Tara, who doesn’t know the scope of the Saviours yet, is still in the full ideal of everyone working together – which Rick proposed to Hilltop. She clearly sees adding his community to the Alexandria-Hilltop network and spreads this happy, shiny vision with Natania, the leader of the group.

Natania somewhat despairingly agrees – let’s Tara go with a Scout to see if what she offers is legitimate. And that scout, Beatrice, tries to kill her.

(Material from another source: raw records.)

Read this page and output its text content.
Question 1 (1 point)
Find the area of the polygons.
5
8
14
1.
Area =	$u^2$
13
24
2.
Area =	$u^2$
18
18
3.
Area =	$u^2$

Tara again pleas for peace and Beatrice reveals the hard truth – the Saviours attacked them and the people Tara’s group killed was just a tiny outpost of the Saviours and her people are probably dead now from Saviour retaliation. Tara needs to die because she could lead the Saviours to them – and facing the Saviours is inevitable death to them

But Cyndie saves her – saying only that Tara must swear not to tell anyone about them. She wants another way, she is tired of all these people who decide they “have” to kill people. Cyndie insists people aren’t evil – but forget who they are. And while that is true of so many people, Tara reminds her that it isn’t true of everyone

Still, Cyndie’s story is one of trying to find another way. A way where people aren’t killing people and deciding they “have to” when there may be another choice. A way where killing isn’t the only choice, an unquestioned necessity that leads to children stabbing people in the head while they’re unconscious on a beach

Tara makes it home to Alexandria – to be greeted by the grim reality there. Including that Denise is dead

And a desperate plea for her to tell them if there are any guns anywhere at all, any weapons they can use… and Tara says she saw nothing.

This has been an excellent episode for reminding us of the moral quandaries of The Walking Dead which I think was needed, especially with the Saviours. Negan, like the Governor, allows us to forget these quandaries, these debates, the question of whether kill-or-be-killed is the new reality or whether necessity is being used as an excuse for convenience. When you have a Big Big bad it’s easy to forget the nuanced morality of survival. This episode reminded us of that, reminded us that these questions still matter and are part of the world.

While at the same time almost crushing that- with Tara not telling about the weapons the women had she’s giving up on a resistance and accepting their choice: hiding keeps them safe.

It also gave us an episode that really developed one of the minor side characters considerably – I hope this is something we see more of going on; of these often crowd-scene characters actually being given more of their own space and stories. I think it will go a long way to combating the Rick focused nature of the show, make a lot more of the deaths and losses more poignant and meaningful (by making them people)

I do think I would have preferred more mention of Denise rather than just have Tara sad in her old clinic. We know why she is sad, but so many of our shows (and media in general) tend to downplay or outright hide LGBTQ identity the more prominent a character becomes: like Tara being the effective protagonist of this episode means we need to not draw attention to the fact she’s a lesbian. She can be a lesbian when she’s extra #5494169 but not when she’s central to the plot.